Intel announced plans to lay off more than 15% of its workforce, equivalent to around 17,500 employees, and suspend its dividend starting in the fourth quarter. The decision comes as the company anticipates third-quarter revenue to fall below market expectations, facing challenges in the traditional data center semiconductor market while trying to catch up in the AI chip sector, where it lags behind competitors.
The announcement led to a 20% drop in Intel's shares during extended trading, translating to a loss of over $24 billion in market value. This decline followed a 7% drop earlier in the day, which was part of a broader slump in US chip stocks spurred by a conservative forecast from Arm Holdings.
Despite Intel's struggles, other chipmakers like Nvidia and AMD saw their shares rise after hours, reflecting their stronger positions in the AI market. Intel's CEO, Pat Gelsinger, emphasized the need for a shift in workforce distribution, with fewer people at headquarters and more in the field supporting customers. He also noted the dividend suspension as part of efforts to focus on the balance sheet and reduce leverage.
Intel's current workforce stands at 116,500, excluding subsidiaries. The majority of the job cuts are expected to be completed by the end of 2024. The company had declared a quarterly dividend of 12.5 cents per share in April.
Gelsinger's turnaround plan for Intel focuses on developing advanced AI processors and expanding its for-hire manufacturing capabilities to regain the technological edge it lost to Taiwan's TSMC, the world's largest contract chipmaker. However, this push has increased costs and pressured profit margins. Intel has announced plans to cut operating expenses and reduce capital expenditures by more than $10 billion by 2025, exceeding initial expectations.
Michael Schulman, chief investment officer of Running Point Capital, remarked that while the $10 billion cost reduction plan shows strong measures are being taken, there are concerns about whether it is sufficient and if it is a late response, given that Gelsinger has been CEO for over three years.

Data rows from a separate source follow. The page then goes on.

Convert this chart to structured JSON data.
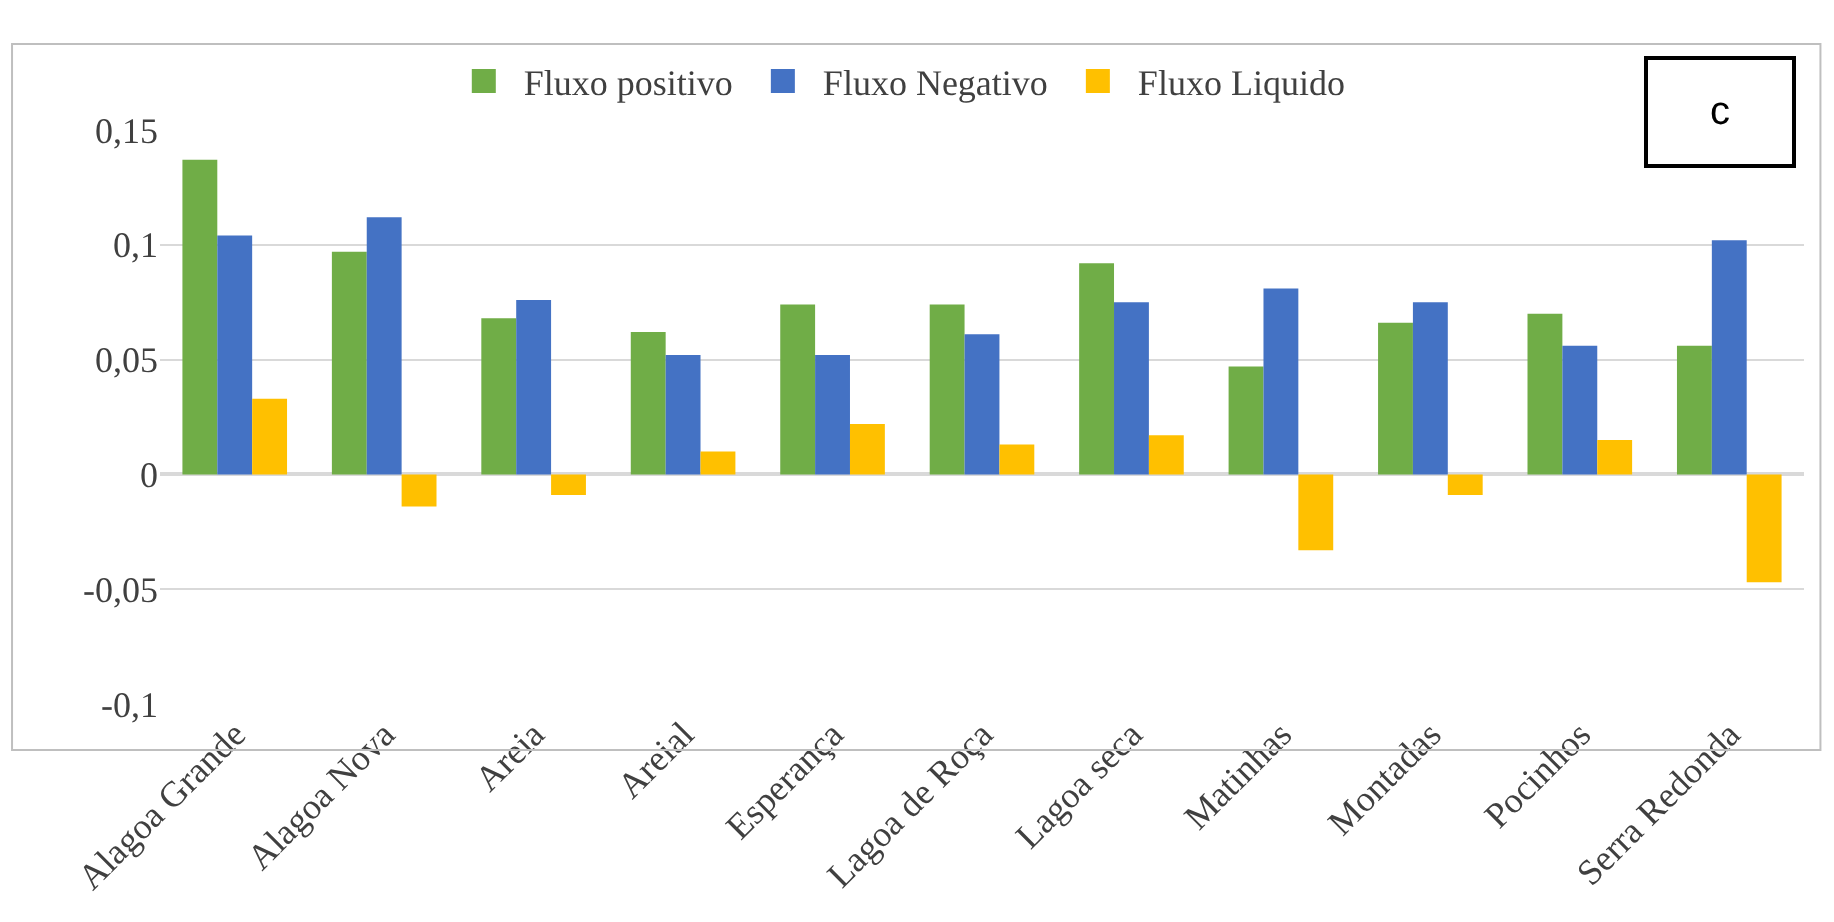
{
  "chart_data": {
    "type": "bar",
    "categories": [
      "Alagoa Grande",
      "Alagoa Nova",
      "Areia",
      "Areial",
      "Esperança",
      "Lagoa de Roça",
      "Lagoa seca",
      "Matinhas",
      "Montadas",
      "Pocinhos",
      "Serra Redonda"
    ],
    "series": [
      {
        "name": "Fluxo positivo",
        "color": "#70ad47",
        "values": [
          0.137,
          0.097,
          0.068,
          0.062,
          0.074,
          0.074,
          0.092,
          0.047,
          0.066,
          0.07,
          0.056
        ]
      },
      {
        "name": "Fluxo Negativo",
        "color": "#4472c4",
        "values": [
          0.104,
          0.112,
          0.076,
          0.052,
          0.052,
          0.061,
          0.075,
          0.081,
          0.075,
          0.056,
          0.102
        ]
      },
      {
        "name": "Fluxo Liquido",
        "color": "#ffc000",
        "values": [
          0.033,
          -0.014,
          -0.009,
          0.01,
          0.022,
          0.013,
          0.017,
          -0.033,
          -0.009,
          0.015,
          -0.047
        ]
      }
    ],
    "ylim": [
      -0.1,
      0.15
    ],
    "yticks": [
      {
        "value": -0.1,
        "label": "-0,1"
      },
      {
        "value": -0.05,
        "label": "-0,05"
      },
      {
        "value": 0,
        "label": "0"
      },
      {
        "value": 0.05,
        "label": "0,05"
      },
      {
        "value": 0.1,
        "label": "0,1"
      },
      {
        "value": 0.15,
        "label": "0,15"
      }
    ],
    "grid": "y",
    "legend": "top",
    "annotations": [
      "c"
    ]
  }
}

As of June 29, Intel had $11.29 billion in cash and cash equivalents and total current liabilities of about $32 billion. The company's lagging position in the AI chip market has contributed to a more than 40% decline in its shares this year.
For the third quarter, Intel expects revenue between $12.5 billion and $13.5 billion, below analysts' average estimate of $14.35 billion. It also forecast an adjusted gross margin of 38%, falling short of market expectations of 45.7%.
Analysts believe Intel's efforts to turn around its foundry business will take years, with TSMC expected to maintain its lead. Despite this, Intel's PC chip business grew by 9% in the April-June quarter. However, the higher costs associated with AI PC-focused processors mean their profitability isn't great. Additionally, Intel's data center business declined by 3% in the quarter.
CFO David Zinsner noted that weaker consumer and enterprise spending, particularly in China, is expected in the current quarter. Export licenses revoked in May have also impacted Intel's business in China.
Intel plans to cut capital expenses by 17% in 2025, aiming for $21.5 billion, based on the midpoint of its forecast range. These costs are expected to remain roughly flat in 2024.